Exception in thread "main" java.lang.StackOverflowError
at com.sun.org.apache.xml.internal.serializer.ToStream.characters(Unknown Source)
at com.sun.org.apache.xml.internal.serializer.ToUnknownStream.characters(Unknown Source)
at com.sun.org.apache.xml.internal.serializer.ToUnknownStream.characters(Unknown Source)
at com.sun.org.apache.xalan.internal.xsltc.trax.DOM2TO.parse(Unknown Source)
at com.sun.org.apache.xalan.internal.xsltc.trax.DOM2TO.parse(Unknown Source)
at com.sun.org.apache.xalan.internal.xsltc.trax.DOM2TO.parse(Unknown Source)
at com.sun.org.apache.xalan.internal.xsltc.trax.DOM2TO.parse(Unknown Source)
at com.sun.org.apache.xalan.internal.xsltc.trax.DOM2TO.parse(Unknown Source)
at com.sun.org.apache.xalan.internal.xsltc.trax.DOM2TO.parse(Unknown Source)
at com.sun.org.apache.xalan.internal.xsltc.trax.DOM2TO.parse(Unknown Source)
at com.sun.org.apache.xalan.internal.xsltc.trax.DOM2TO.parse(Unknown Source)
at com.sun.org.apache.xalan.internal.xsltc.trax.DOM2TO.parse(Unknown Source)
at com.sun.org.apache.xalan.internal.xsltc.trax.DOM2TO.parse(Unknown Source)
...[1000 lines in console buffer displayed]

Does anyone have an idea on how to minimize the stack overhead? I don't want to fiddle with the JVM settings, because I want it to run on different computers as well...

Thanks in advance for your ideas or solutions!

Edit: Here is the recursive Code that gets called with an Java File Object of an directory that traverses the folders inside to build the xml-tree out of the contents of the directory

private void stepAhead(File f) throws IOException {
    if(f.isDirectory()){
        File[] ergebnis = f.listFiles();
        ArrayList<File> dateien = new ArrayList<File>();
        for (File temp : ergebnis) {
            if (temp.isDirectory()){
                //System.out.println("Checking Directory: " + temp.getCanonicalFile());
                xml.add("Dir").attr("Name", temp.getName());
                stepAhead(temp);
                xml.up();
            }
            else if(temp.isFile()){
                dateien.add(temp);
            }
            else{
                throw new RuntimeException("Keine Datei und kein Ordner");
            }

        }
        for(File temp : dateien){
            BasicFileAttributes attributes = Files.readAttributes(temp.toPath(), BasicFileAttributes.class);

            xml.add("File");
            xml.add("Name").set(temp.getName()).up();
            xml.add("Size").set(""+attributes.size()).up();
            xml.add("DateCreated").set(formatFileTime(attributes.creationTime())).up();
            xml.add("DateLastModified").set(formatFileTime(attributes.lastModifiedTime())).up();
            xml.up();
        }
    }
}

xml is the XMLParser object and i just initialze it in the constructor


Solution

  • There is a problem with XMLParser.set(String value) and how you build the directory document:

    XMLParser.set(String value) appends a text node and sets the current node to that text node.

    Given your builder code in stepAhead you going down one level for the element and another level for the text node, but you are only going up one level.

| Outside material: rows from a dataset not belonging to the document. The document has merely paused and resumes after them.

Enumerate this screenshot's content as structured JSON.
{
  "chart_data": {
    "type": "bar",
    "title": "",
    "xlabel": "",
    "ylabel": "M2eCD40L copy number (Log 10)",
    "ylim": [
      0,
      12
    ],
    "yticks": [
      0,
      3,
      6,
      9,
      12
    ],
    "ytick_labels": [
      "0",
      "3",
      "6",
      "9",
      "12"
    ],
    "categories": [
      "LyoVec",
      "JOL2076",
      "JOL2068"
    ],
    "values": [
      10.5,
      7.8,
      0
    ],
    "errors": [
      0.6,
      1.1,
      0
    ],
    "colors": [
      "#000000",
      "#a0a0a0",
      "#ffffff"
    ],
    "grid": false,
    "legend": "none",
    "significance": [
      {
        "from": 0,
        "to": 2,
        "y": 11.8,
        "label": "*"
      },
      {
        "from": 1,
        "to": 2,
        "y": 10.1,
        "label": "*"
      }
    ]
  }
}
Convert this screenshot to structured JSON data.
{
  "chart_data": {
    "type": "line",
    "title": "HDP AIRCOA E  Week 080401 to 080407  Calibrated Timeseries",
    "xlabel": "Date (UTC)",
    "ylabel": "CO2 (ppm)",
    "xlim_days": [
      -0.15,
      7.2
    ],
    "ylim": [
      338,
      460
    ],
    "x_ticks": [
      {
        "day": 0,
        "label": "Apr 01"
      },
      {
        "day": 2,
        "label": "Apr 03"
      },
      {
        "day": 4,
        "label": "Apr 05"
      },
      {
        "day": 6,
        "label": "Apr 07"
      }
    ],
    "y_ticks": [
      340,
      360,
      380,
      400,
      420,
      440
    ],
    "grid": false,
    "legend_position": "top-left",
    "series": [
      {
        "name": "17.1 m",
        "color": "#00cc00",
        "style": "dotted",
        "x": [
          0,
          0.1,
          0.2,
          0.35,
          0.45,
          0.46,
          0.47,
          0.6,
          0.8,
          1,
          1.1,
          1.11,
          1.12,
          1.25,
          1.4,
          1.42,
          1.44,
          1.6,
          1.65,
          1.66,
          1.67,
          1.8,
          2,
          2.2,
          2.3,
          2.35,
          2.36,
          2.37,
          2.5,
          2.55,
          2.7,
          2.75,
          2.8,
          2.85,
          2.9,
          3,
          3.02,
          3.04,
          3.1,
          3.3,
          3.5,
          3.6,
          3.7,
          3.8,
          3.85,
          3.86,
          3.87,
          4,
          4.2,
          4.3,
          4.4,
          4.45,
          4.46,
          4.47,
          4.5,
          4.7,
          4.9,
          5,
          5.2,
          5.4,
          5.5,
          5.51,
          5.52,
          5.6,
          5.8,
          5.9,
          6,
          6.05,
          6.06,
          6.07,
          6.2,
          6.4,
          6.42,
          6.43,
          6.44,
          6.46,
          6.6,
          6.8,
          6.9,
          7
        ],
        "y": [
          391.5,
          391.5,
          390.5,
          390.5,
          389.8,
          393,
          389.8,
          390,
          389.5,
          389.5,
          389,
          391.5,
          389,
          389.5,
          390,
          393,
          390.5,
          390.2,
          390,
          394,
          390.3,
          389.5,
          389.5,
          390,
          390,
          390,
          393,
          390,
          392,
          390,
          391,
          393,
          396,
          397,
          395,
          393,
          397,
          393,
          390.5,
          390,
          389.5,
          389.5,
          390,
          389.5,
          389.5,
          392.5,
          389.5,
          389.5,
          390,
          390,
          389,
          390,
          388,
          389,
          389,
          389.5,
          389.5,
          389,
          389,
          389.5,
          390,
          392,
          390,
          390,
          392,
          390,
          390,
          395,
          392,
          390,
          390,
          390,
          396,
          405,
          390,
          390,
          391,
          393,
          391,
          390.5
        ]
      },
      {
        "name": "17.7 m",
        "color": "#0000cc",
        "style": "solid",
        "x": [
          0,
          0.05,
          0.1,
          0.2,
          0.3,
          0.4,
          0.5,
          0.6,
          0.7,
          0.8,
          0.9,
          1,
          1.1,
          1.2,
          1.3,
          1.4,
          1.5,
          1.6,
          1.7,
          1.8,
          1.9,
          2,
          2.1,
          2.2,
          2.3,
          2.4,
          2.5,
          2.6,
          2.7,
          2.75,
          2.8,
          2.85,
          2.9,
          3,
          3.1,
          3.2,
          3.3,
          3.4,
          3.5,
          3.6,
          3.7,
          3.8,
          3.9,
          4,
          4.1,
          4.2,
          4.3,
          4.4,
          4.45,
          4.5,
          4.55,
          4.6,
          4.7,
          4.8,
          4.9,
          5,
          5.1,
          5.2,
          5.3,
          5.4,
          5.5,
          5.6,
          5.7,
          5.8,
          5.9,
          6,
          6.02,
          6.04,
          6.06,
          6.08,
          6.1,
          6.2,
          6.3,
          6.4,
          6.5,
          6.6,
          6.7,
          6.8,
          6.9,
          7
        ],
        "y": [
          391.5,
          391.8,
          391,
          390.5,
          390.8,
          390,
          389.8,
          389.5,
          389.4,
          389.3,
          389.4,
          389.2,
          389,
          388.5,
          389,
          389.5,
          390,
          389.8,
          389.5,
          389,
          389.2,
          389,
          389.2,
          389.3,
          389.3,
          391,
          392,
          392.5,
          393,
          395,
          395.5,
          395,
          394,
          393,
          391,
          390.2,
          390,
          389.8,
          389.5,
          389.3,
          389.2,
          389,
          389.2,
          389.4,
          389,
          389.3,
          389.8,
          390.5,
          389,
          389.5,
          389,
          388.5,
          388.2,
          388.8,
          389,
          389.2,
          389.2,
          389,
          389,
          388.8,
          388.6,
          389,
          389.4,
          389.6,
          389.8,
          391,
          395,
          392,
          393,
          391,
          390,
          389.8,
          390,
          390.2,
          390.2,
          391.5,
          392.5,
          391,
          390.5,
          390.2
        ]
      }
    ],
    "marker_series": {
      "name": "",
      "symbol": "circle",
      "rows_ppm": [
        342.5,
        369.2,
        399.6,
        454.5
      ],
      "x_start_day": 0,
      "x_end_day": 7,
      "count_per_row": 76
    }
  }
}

    xml.add("Name").set(temp.getName()).up();
    

    The output is an incredible deep nested document when applied to deep directories full of files. The Transformer implementation uses recursion to traverse the document and then a stackoverflow occurs.

    If you change XMLParser.set(String value) to

    public XMLParser set(String value){
        currentNode.appendChild(doc.createTextNode(value));
        return this;
    }
    

    everything works ok and the outputs look good. (You should have seen the screwed output when printing the result for a simple directory!)

    Anyway XMLParser is a smart class, taking the pain out of DOM manipulation. Maybe it would better be named XMLBuilder.